Treatment of AMR is still not standardized and prevention remains the most clinically effective and cost-effective method for AMR. Unnecessary blood transfusions in pre-transplant period should be avoided to decrease the risk of sensitization. Post-operative rise in isoagglutinins titre is managed by plasmapheresis. Early plasmapheresis may prevent severe clinical allograft rejection. Mild to moderate cases of AMR can be treated with methylprednisolone pulse therapy and up titration of tacrolimus and MMF. Treatment options for those refractory to steroid pulse therapy include anti-thymocyte globulin (ATG), IVIG and rituximab.54,55 Use of proteasome inhibitor Bortezomib and complement inhibitor Eculizumab in refractory AMR have been used in limited studies only and need more evidence for their regular use.56-58 Other emerging therapies for AMR include IL-6 receptor antagonist Tocilizumab and T cell co-stimulating agent Belatacept. Experience with these newer agents is very limited but preliminary data seems promising.23,59,60 Newer anti-CD20 drug Obinutuzumab has been used in rituximab refractory cases of B cell lymphomas. Obinutuzumab has a more potent B cell depletion effect compared to rituximab. It can be used in ABOi transplant as an alternative to rituximab and a small study showed its safety and tolerability in kidney transplant patients.61-63 Table 1 includes the emerging therapies for prevention and treatment of AMR.

missing image

Table 1: Newer drugs in ABO incompatible liver transplantation

Abbreviations: AMR: Antimicrobial resistance, IL: Interleukin, BAFF: B-cell activating factor, IgG: Immunoglobulin, GVHD: Graft versus host disease

ABOi LDLT in paediatric population

Studies have reported better outcomes in ABOi LT in children as compared to adults. In a retrospective analysis of national registry database by Stewart et al., paediatric (<17years) ABOi DDLT graft survival was similar to ABOc DDLT.64 Children under 2 years have the best outcomes in paediatric ABOi LDLT and 11 months is the minimum age at which antibody-mediated complications have been reported. The immature immune system and the resulting decreased risk of AMR are likely reasons for better outcomes in children.65-68 Mysore et al. devised a new strategy for ABOi DDLT based on pre-transplant ABO antibody titres. Children with pre-transplant titre of ≥1:32 received rituximab and plasmapheresis before transplant followed by standard triple drug immunosuppression in post transplant period. Children with pre-transplant isoagglutinins titre of <1:16 received only steroids and tacrolimus. Authors reported 100% graft survival rate over a 3.3 year follow up. However, in this study only ten patients underwent ABOi liver transplant.69 Given the absence of AMR and related complications in children below 1 year, use of rituximab and plasmapheresis is avoided in this group of patients. Anti AB isoagglutinins titres in small children can be below the pre-transplant target level without any desensitization method because development of these antibodies is age-dependent. Post-transplant immunosuppression protocol usually consists of three drug regimes as in adult patients including CNIs, MMF and steroids. Use of IVIG has been reported by Markiewicz Kijewska et al. in children during post-transplant period for desensitization and in treatment of severe AMR.70

CONCLUSION:

ABOi LDLT is now established as an effective, safe method and has resulted in a significant expansion of liver donor pools.

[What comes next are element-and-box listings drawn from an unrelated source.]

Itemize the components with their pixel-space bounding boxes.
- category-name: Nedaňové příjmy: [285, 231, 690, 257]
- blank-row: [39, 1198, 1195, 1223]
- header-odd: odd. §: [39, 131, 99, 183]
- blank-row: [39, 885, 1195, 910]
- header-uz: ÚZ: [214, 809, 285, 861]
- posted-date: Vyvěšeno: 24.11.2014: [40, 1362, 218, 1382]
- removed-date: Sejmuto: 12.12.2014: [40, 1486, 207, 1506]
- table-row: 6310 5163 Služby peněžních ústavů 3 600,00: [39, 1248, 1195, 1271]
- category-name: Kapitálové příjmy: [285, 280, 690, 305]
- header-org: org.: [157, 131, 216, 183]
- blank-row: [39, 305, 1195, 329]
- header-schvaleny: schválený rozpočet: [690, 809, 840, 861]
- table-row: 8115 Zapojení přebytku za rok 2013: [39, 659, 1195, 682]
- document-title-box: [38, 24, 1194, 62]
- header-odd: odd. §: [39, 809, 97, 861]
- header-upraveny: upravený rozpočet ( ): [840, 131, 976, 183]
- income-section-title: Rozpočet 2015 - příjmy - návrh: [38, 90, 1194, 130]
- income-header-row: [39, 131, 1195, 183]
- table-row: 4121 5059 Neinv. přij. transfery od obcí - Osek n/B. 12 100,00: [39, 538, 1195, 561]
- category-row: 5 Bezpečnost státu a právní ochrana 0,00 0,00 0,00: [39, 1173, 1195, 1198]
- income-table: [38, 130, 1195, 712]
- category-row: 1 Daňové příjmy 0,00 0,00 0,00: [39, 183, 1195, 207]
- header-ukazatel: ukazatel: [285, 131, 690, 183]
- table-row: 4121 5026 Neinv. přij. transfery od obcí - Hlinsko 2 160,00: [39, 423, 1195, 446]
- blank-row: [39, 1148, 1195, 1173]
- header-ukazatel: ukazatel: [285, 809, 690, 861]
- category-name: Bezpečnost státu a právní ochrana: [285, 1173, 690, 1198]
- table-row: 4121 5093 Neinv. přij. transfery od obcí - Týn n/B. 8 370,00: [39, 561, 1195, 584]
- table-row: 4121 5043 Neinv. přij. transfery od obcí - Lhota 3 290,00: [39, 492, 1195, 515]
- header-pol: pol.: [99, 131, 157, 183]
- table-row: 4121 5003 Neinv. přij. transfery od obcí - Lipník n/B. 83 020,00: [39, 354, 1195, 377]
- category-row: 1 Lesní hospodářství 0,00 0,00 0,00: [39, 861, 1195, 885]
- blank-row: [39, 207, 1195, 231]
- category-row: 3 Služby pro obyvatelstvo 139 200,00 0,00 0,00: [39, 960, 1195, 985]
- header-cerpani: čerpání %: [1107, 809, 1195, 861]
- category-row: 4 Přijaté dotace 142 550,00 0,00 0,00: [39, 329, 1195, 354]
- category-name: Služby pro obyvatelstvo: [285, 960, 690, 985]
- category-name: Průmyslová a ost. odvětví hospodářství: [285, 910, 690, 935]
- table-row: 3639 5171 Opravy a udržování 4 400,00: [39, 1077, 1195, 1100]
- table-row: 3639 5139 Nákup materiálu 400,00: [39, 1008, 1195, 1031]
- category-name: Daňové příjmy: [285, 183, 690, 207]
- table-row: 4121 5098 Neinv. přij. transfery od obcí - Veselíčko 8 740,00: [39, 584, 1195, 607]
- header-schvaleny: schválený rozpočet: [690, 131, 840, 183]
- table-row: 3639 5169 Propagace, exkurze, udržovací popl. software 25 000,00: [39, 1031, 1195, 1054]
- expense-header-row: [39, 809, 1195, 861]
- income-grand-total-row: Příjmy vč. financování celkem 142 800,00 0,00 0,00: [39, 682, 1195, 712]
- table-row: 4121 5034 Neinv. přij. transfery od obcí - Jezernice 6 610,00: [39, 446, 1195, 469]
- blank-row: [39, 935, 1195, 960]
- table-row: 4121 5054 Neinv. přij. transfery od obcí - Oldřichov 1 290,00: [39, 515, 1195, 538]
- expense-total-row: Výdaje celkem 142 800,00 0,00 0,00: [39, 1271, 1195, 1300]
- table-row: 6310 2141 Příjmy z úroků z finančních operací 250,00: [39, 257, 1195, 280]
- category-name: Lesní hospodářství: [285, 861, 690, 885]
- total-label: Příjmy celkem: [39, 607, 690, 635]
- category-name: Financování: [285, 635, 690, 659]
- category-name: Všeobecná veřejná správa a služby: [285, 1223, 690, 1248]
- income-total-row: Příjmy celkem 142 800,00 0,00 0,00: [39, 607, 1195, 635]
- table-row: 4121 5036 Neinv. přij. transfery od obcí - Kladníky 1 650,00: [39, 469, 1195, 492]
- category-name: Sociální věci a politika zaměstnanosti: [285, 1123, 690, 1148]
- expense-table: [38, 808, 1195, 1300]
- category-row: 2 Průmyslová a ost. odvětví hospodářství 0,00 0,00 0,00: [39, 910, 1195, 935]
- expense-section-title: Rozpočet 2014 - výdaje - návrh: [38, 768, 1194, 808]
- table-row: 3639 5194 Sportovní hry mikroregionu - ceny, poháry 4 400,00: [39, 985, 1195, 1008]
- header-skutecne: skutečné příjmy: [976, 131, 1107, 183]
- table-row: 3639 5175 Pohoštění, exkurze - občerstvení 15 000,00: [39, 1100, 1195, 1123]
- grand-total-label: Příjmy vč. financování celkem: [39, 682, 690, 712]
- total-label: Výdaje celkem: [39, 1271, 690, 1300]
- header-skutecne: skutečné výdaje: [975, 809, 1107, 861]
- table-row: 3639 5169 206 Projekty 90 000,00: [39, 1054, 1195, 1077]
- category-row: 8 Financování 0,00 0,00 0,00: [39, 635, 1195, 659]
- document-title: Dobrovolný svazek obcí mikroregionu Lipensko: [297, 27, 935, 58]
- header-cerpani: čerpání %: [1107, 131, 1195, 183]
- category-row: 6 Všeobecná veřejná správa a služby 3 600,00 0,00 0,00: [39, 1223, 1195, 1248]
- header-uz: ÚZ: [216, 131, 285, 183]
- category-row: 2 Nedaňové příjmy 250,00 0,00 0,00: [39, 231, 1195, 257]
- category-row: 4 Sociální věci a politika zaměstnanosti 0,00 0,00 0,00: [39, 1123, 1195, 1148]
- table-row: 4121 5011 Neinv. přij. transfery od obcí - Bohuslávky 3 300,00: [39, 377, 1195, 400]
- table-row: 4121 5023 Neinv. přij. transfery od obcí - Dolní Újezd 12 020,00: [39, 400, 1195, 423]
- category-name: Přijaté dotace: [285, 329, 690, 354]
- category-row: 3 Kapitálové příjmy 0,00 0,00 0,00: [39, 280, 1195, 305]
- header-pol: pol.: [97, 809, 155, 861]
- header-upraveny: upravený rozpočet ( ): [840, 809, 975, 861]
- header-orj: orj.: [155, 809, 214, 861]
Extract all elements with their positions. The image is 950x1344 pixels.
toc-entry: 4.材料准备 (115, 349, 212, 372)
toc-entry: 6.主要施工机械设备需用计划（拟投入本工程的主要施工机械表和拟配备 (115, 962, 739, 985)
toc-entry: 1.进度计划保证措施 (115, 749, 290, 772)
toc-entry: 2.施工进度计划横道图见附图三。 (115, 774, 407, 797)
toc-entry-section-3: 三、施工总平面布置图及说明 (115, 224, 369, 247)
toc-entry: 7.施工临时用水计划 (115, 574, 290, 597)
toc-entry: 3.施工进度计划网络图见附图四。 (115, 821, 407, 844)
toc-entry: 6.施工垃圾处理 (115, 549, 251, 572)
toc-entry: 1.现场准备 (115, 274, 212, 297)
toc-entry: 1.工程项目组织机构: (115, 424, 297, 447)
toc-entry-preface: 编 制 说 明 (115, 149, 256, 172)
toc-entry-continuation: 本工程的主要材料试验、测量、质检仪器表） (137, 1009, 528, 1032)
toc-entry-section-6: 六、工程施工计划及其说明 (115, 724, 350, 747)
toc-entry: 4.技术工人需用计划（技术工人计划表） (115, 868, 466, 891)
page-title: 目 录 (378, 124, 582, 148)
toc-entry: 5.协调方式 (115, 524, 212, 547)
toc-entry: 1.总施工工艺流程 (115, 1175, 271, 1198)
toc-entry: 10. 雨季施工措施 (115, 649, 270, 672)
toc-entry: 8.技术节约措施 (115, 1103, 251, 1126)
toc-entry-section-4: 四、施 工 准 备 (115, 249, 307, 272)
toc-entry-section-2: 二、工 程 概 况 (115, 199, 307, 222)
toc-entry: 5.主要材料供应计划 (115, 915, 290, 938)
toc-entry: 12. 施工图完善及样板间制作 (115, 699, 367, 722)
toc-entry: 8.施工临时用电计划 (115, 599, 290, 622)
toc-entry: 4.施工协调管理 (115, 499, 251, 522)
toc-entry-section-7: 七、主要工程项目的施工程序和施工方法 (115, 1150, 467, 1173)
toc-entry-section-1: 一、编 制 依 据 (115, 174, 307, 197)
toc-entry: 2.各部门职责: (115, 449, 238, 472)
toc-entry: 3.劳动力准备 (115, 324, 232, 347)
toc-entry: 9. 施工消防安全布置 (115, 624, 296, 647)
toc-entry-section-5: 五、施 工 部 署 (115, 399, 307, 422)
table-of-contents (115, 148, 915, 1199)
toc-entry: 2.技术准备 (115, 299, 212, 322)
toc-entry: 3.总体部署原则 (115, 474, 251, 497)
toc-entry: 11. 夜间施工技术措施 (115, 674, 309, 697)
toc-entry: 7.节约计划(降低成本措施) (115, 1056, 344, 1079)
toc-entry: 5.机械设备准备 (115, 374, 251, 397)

Current desensitization protocols that include rituximab, have shown graft and overall survival almost equivalent to ABOc LDLT. Management of severe AMR, and prevention of biliary and infectious complications are the challenges that affect survival outcomes. Regular monitoring with liver biochemistry and imaging for graft function and vigilance for infectious complications are important for the prevention and management of complications in these patients.

Conflicts of interest:

All authors declare no conflicts of interest.

Financial support:

No grant or financial support was taken for this research.

Disclosure:

None of the authors have any financial, professional or personal conflicts that are relevant to the manuscript.